Heather: In my view, the Mueller report offers an opportunity to hold a national conversation about the political and its intersection with network culture. There’s also an opportunity for the public to engage with digital literacy projects that chart the significant but sometimes submerged influence of digital rhetorics. For instance, the IRA indictment prompted significant coverage outlining the reach of IRA-purchased Facebook ads (which, we argue, look at lot like memes). Much of the news media focused on reach metrics as a rubric for measuring influence. That’s a great start for a national conversation on the affordances of networked communication. But alone, it’s insufficient.

That hundreds of thousands of people saw these ads by foreign agents is surely disquieting. It’s important to note, however, that these memes didn’t begin or end with Facebook ads—nor did their reach.
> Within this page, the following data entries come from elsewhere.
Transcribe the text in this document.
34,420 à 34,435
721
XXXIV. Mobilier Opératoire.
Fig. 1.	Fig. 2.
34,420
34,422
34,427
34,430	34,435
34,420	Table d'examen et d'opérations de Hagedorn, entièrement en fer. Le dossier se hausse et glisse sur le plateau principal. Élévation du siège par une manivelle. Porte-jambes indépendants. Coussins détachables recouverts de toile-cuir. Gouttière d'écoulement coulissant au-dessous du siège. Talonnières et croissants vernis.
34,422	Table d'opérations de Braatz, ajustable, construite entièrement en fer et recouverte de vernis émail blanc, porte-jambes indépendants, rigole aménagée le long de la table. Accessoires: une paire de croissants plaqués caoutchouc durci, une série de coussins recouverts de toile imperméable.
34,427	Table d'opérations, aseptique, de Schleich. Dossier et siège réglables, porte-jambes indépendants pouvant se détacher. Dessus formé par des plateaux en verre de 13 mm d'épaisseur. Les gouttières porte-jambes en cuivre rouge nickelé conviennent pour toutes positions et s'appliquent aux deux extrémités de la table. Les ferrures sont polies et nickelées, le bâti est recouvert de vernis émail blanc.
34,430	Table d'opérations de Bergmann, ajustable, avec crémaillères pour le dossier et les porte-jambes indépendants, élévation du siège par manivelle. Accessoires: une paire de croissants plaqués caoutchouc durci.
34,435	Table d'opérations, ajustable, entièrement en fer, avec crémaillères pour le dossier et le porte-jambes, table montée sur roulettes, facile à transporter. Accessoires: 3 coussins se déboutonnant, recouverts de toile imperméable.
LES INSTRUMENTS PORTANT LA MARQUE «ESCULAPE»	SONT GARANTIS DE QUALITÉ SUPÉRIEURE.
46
We have metrics on the ads, but we don’t necessarily have metrics on the associated memes that comprised the ads. Memes are successful tools for propagating information because they move quickly and widely without a formal infrastructure beyond the network. They also shift as each user puts their own spin on them, making them difficult to track quantitatively.

That doesn’t limit meme’s reach—rather, it adds to it. Early meme scholars note that they were adjacent to viruses, infecting users who infect others. We needn’t be so deterministic to understand the very far reach of memes in network culture. Communication theorists know that communicative impact isn’t always as black and white as a metric might suggest. Causality itself isn’t the focus—reach, circulation, and influence can be. And Mueller’s report begins to get at the wider reach of the IRA’s memetic campaign. Tl;dr: Yes, ads amplified the reach of IRA messaging, but the reach was probably much wider than that.

This is why I’m grumpy when people say that IRA influence was hype because the Facebook ad metrics weren’t significant enough. The metrics don’t take into account the movement of the memes on which they were based, which are slippery, continually recrafted, and shared amongst networks big and small.

Damien: I think Heather’s observations about meme culture are right on—and emphasize the importance of revisioning educational infrastructures as part of a response to the 2016 campaign. I think we’re only just now beginning to realize that our educational institutions are geared toward teaching about 20th century propaganda, i.e. Burke’s “The Rhetoric of Hitler’s Battle.” We need the equivalent (“The Rhetoric of the IRA’s Battle”?) in order to give our students some updated equipment for living. That’s a small part of a much bigger problem, but it is something that we as rhetoricians are primed to do well.